A less extreme version of this, especially if a business has great talent it doesn’t want to lose, is to rotate senior managers between different business units. Large companies like GE use this system to force evolutionary thinking while keeping great talent inside a business. The concept also works with employee rotation as a form of retention and renewal. (For more on senior manager rotation, see “Rotate the Core” on the Harvard Business Review web site.)

Huawei, the largest telecommunications equipment manufacturer in the world, has a rotating CEO system. Three deputy chairmen act as the rotating CEO for a tenure of six months each, while sitting on a board of seven with four standing committee members. The system, inspired by U.S. presidential elections, is a great example of evolutionary thinking principles in practice.[5]

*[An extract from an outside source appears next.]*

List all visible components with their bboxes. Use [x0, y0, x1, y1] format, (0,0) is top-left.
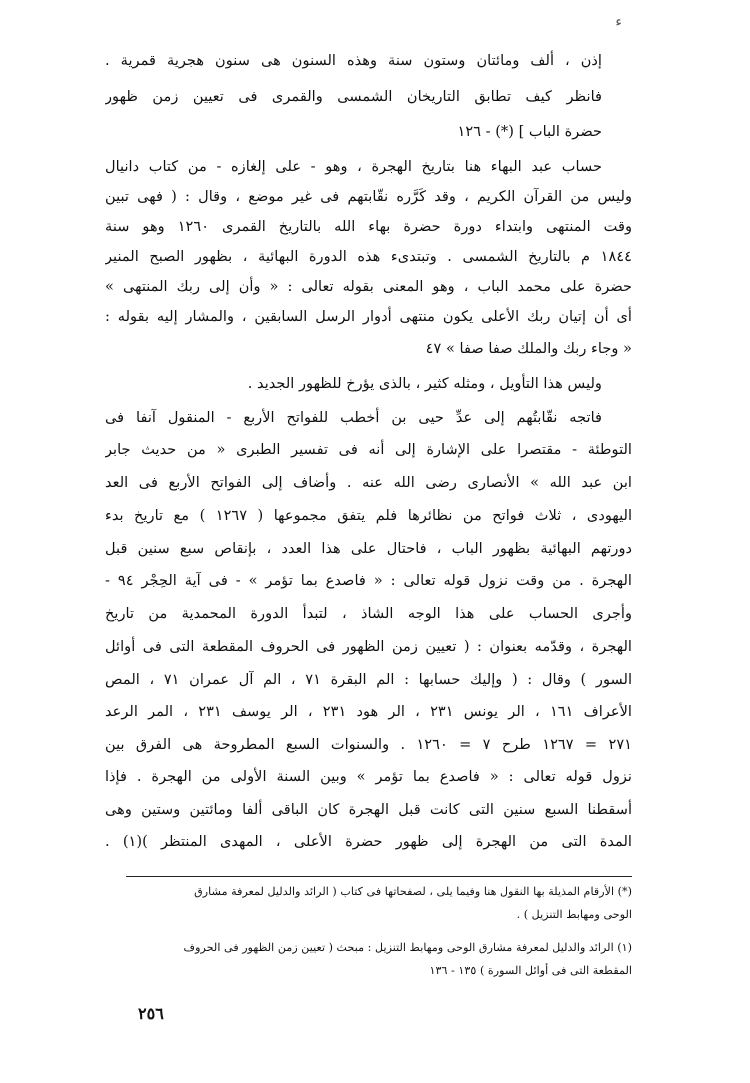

4. Implement zero-based budgeting

Zero-based budgeting is a process that allocates funding based on opportunity and necessity rather than history. As opposed to traditional budgeting, no item is automatically included in the next year’s budget by default. It’s a powerful concept that, when properly implemented, can liberate a business from inertia and entrenched thinking.[6]

It is the mindset shift, and not necessarily the methodology, that makes zero-based budgeting an effective tool. It resets the discussion in favor of actively thinking about ways to make things better (forward-looking) rather than asking why it is the way it is (backward-looking).[7] Compared to other cost-cutting measures, the focus is squarely on what activities and resources are needed in the current environment.

Zero-based budgeting is a process that can work in any sized company, at any stage of growth. While it may be challenging to implement, when done correctly it successfully reduces organizational inertia and incremental thinking through a more accurate expenditure of resources. (For more on implementing zero-based budgeting in your organization, see “Five myths (and realities) about zero-based budgeting” on the McKinsey & Company web site.)

Concluding thoughts

New Zealand’s national museum, Te Papa, is ranked as one of the world’s best. It is currently undertaking a renewal program of all of its major exhibitions. It’s not simply an update with incremental change, but a total reimagination where leadership effectively asks, “If we were to have an exhibit about [whatever the current exhibit is] today, how would we do it?” By specifically ending the current exhibits, museum staff are forcing an evolution that is not anchored to the status quo.

The way businesses think about strategic planning leads to incremental thinking and incremental results. Instead of being a passive observer to change and evolving by incrementing, businesses should adopt a more proactive posture and force endings. There are many changes that any sized business can make to effectively force evolution and stay relevant in a changing, fast-paced world. It all starts with defining an end.

 

Footnotes

[1] See Stephen Hall, Dan Lovallo, and Reinier Musters, ”How to put your money where your strategy is,” March 2012.

[2] See Dan Lovallo and Olivier Sibony, “Re-Anchor Your Next Budget Meeting,” March 2012.

[3] See Daniel G. Goldstein, Eric J. Johnson, Andreas Herrmann, and Mark Heitmann, ”Nudge Your Customers Toward Better Choices,” December 2008.

[4] See Ker Than, “What is Darwin's Theory of Evolution?,” May 2015.

[5] See David De Cremer and Tian Tao, “Leadership Innovation: Huawei’s rotating CEO system,” November 2015.

[6] See Zero-Based Budgeting: Zero or Hero?, Deloitte 2015.

[7] See Matt Fitzpatrick and Kyle Hawke, “The return of zero-base budgeting,” August 2015.